Wow… what a difference! Are you using Epson Inks in your printer?

@afre Actually, it is not that expensive if one can coax more common paper qualities into behaving nicely. Like 4CC, Xerox’ Colotech &c. I’ll know more after additional experiments.

@paperdigits Oh no, I do not.
Original Epson costs 4 USD per ml.
A Swiss brand costs 0.8 USD per ml.

@Claes - really nice comparison.

I think soft proofing to get a nice print on the inexpensive paper would be challenging. Recently I was reading about painters using hue changes to indicate shadows and highlights, back when paint palettes were very limited. Could one do something similar to make a nice image on the inexpensive paper? Maybe use hue changes to indicate tonality changes in the bright magenta flower? Perhaps bluer in the shadows and more yellow in the highlights? After lowering overall saturation of course. The blue flowers also would need their saturation lowered, and perhaps the entire image could be recolored so to speak, with less saturated colors, with more emphasis on hue changes to indicate/augment tonality changes. Just a thought!

Evening, @Elle,

Now, that paragraph of yours calls for weeks of clever thinking as well as umpteen new experiments…

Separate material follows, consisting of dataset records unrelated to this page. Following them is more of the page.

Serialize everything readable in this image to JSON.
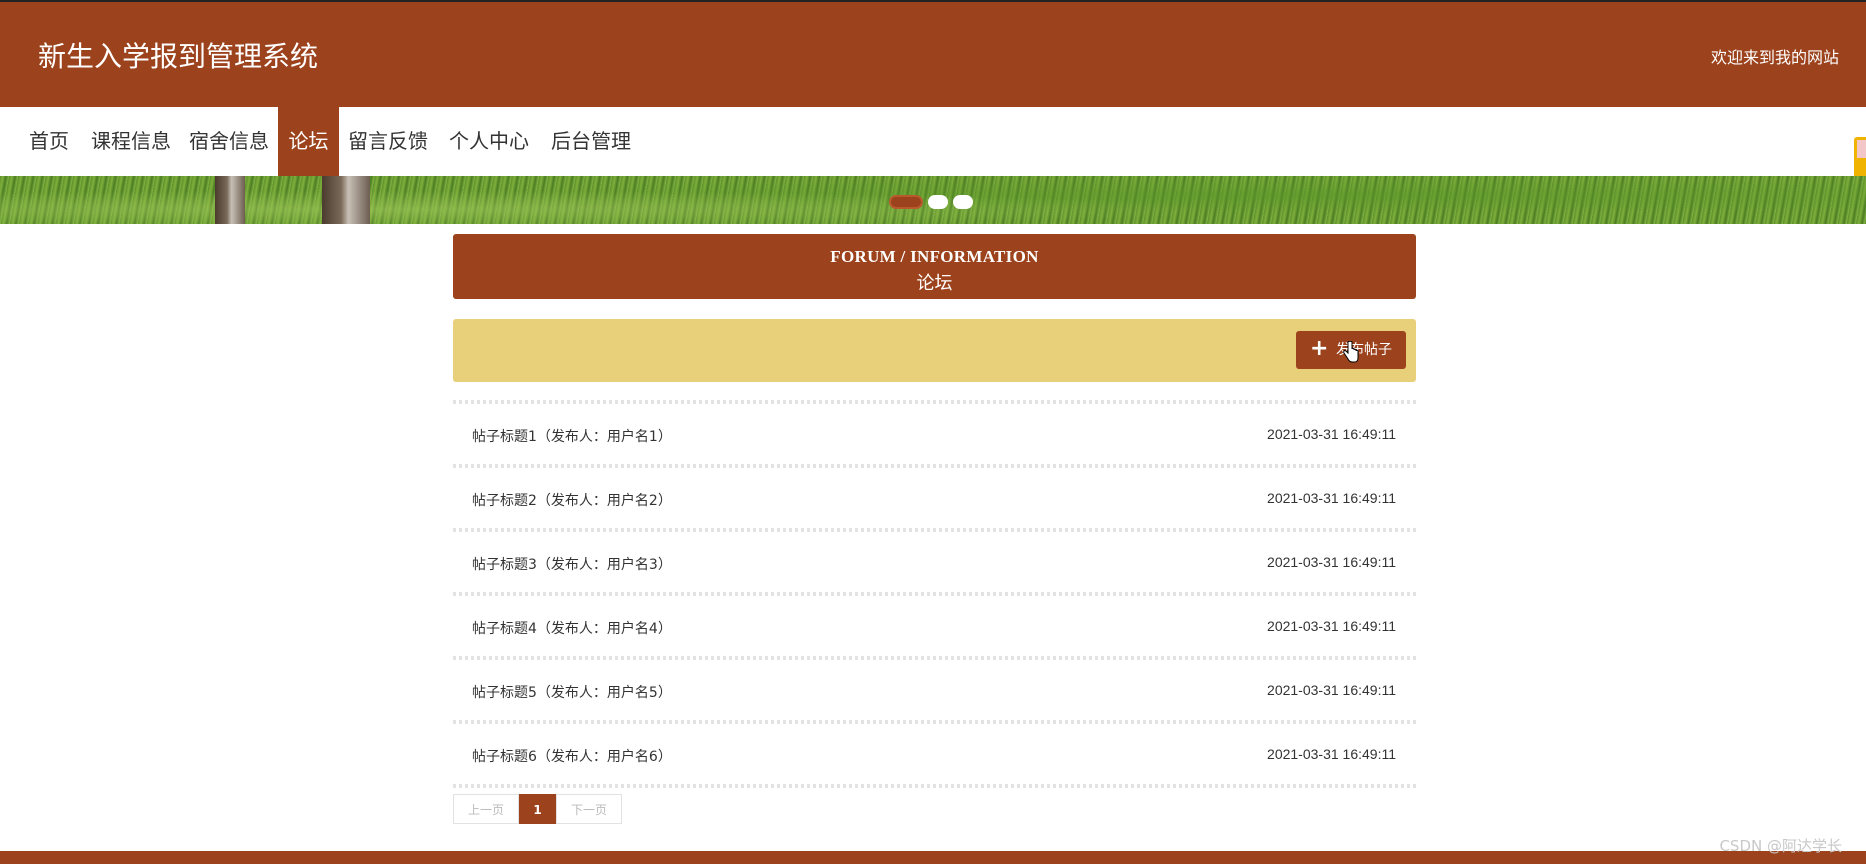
{
  "header": {
    "title": "新生入学报到管理系统",
    "welcome": "欢迎来到我的网站"
  },
  "nav": {
    "items": [
      {
        "label": "首页"
      },
      {
        "label": "课程信息"
      },
      {
        "label": "宿舍信息"
      },
      {
        "label": "论坛",
        "active": true
      },
      {
        "label": "留言反馈"
      },
      {
        "label": "个人中心"
      },
      {
        "label": "后台管理"
      }
    ]
  },
  "banner": {
    "slide_count": 3,
    "active_slide": 1
  },
  "panel": {
    "title_en": "FORUM / INFORMATION",
    "title_cn": "论坛"
  },
  "toolbar": {
    "post_button_label": "发布帖子",
    "post_button_icon": "plus-icon"
  },
  "posts": [
    {
      "title": "帖子标题1（发布人：用户名1）",
      "time": "2021-03-31 16:49:11"
    },
    {
      "title": "帖子标题2（发布人：用户名2）",
      "time": "2021-03-31 16:49:11"
    },
    {
      "title": "帖子标题3（发布人：用户名3）",
      "time": "2021-03-31 16:49:11"
    },
    {
      "title": "帖子标题4（发布人：用户名4）",
      "time": "2021-03-31 16:49:11"
    },
    {
      "title": "帖子标题5（发布人：用户名5）",
      "time": "2021-03-31 16:49:11"
    },
    {
      "title": "帖子标题6（发布人：用户名6）",
      "time": "2021-03-31 16:49:11"
    }
  ],
  "pagination": {
    "prev_label": "上一页",
    "current_page": "1",
    "next_label": "下一页"
  },
  "watermark": "CSDN @阿达学长",
  "colors": {
    "brand": "#9c421c",
    "toolbar_bg": "#e8cf7a"
  }
}
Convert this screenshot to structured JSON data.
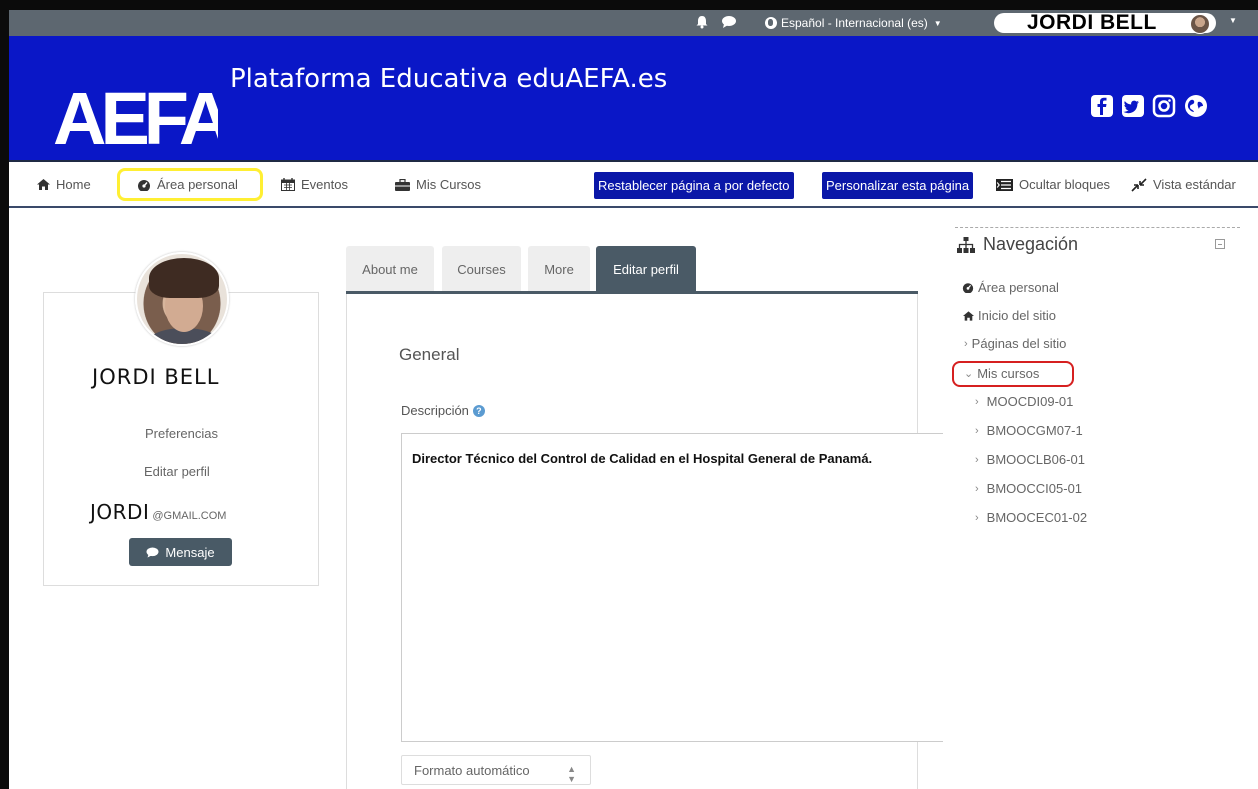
{
  "topbar": {
    "language": "Español - Internacional (es)",
    "user_name": "JORDI BELL",
    "icons": [
      "bell-icon",
      "chat-icon",
      "globe-icon"
    ]
  },
  "header": {
    "logo_text": "AEFA",
    "site_title": "Plataforma Educativa eduAEFA.es",
    "social": [
      "facebook-icon",
      "twitter-icon",
      "instagram-icon",
      "globe-icon"
    ],
    "bg_color": "#0a17c7"
  },
  "navbar": {
    "home": "Home",
    "area_personal": "Área personal",
    "eventos": "Eventos",
    "mis_cursos": "Mis Cursos",
    "reset_btn": "Restablecer página a por defecto",
    "customize_btn": "Personalizar esta página",
    "hide_blocks": "Ocultar bloques",
    "standard_view": "Vista estándar",
    "highlight_color": "#ffef33"
  },
  "profile": {
    "name": "JORDI BELL",
    "preferences": "Preferencias",
    "edit_profile": "Editar perfil",
    "email_user": "JORDI",
    "email_domain": "@GMAIL.COM",
    "message_btn": "Mensaje"
  },
  "tabs": {
    "about": "About me",
    "courses": "Courses",
    "more": "More",
    "edit": "Editar perfil"
  },
  "form": {
    "section": "General",
    "description_label": "Descripción",
    "description": "Director Técnico del Control de Calidad en el Hospital General de Panamá.",
    "format": "Formato automático"
  },
  "nav_block": {
    "title": "Navegación",
    "items": {
      "area_personal": "Área personal",
      "inicio": "Inicio del sitio",
      "paginas": "Páginas del sitio",
      "mis_cursos": "Mis cursos"
    },
    "courses": [
      "MOOCDI09-01",
      "BMOOCGM07-1",
      "BMOOCLB06-01",
      "BMOOCCI05-01",
      "BMOOCEC01-02"
    ],
    "highlight_color": "#d62020"
  }
}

a) I use cheapish paper chiefly because it is more challenging :slight_smile: Those experiments will teach me more: it is dead easy to make a good print on super-glossy-whatever. But take newsprint, for example. Now, that is a challenge!

b) I do not agree that ancient palettes were limited. You should see the list of pigments that were available to the ancient Egyptians, for instance. Or How to Paint a Mammoth when dirts (i.e. earth colours) were all that were at hand.

c) van Eyck was one of the first attributed to making glazes in oil, but the method was well known among those working with egg tempera long before that.

In short, glazes (or rather overpainting with a thin layer) in tempera work in this way:

Imagine that you have two cups of paint. They are both blue, but one is slightly lighter (L) than the one in the other cup (D).

  1. a thin D layer on top of an L layer = a glaze, which will look transparent.
  2. a thin D layer on top of an D layer = a solid, which will yield opacity.
  3. a thin L layer on top of an D layer = a scumble, which will yield opalescence.

I know far too little about Krita, but does this not sound as if this glaze/solid/scumble ought to fit in well there?

Have fun!
Claes in Lund, Sweden

I look forward to seeing some of the results of your new experiments :slight_smile: Restricting one’s palette, these days, seems like a good creative step away from “everything looks the same” that pervades over so many photographs that are displayed on the web these days.

Hmm, well, my knowledge (or what passes for same :slight_smile: ) of history of art is intermittent at best. But I was thinking of cangiante (Cangiante - Wikipedia) which I discovered in the course of trying for the umpteenth time to actually make sense of the word “chiaroscurro” - Wikipedia provides a black and white photograph as an example of chiaroscurro, which really leaves me scratching my head wondering what the term means, as opposed to ???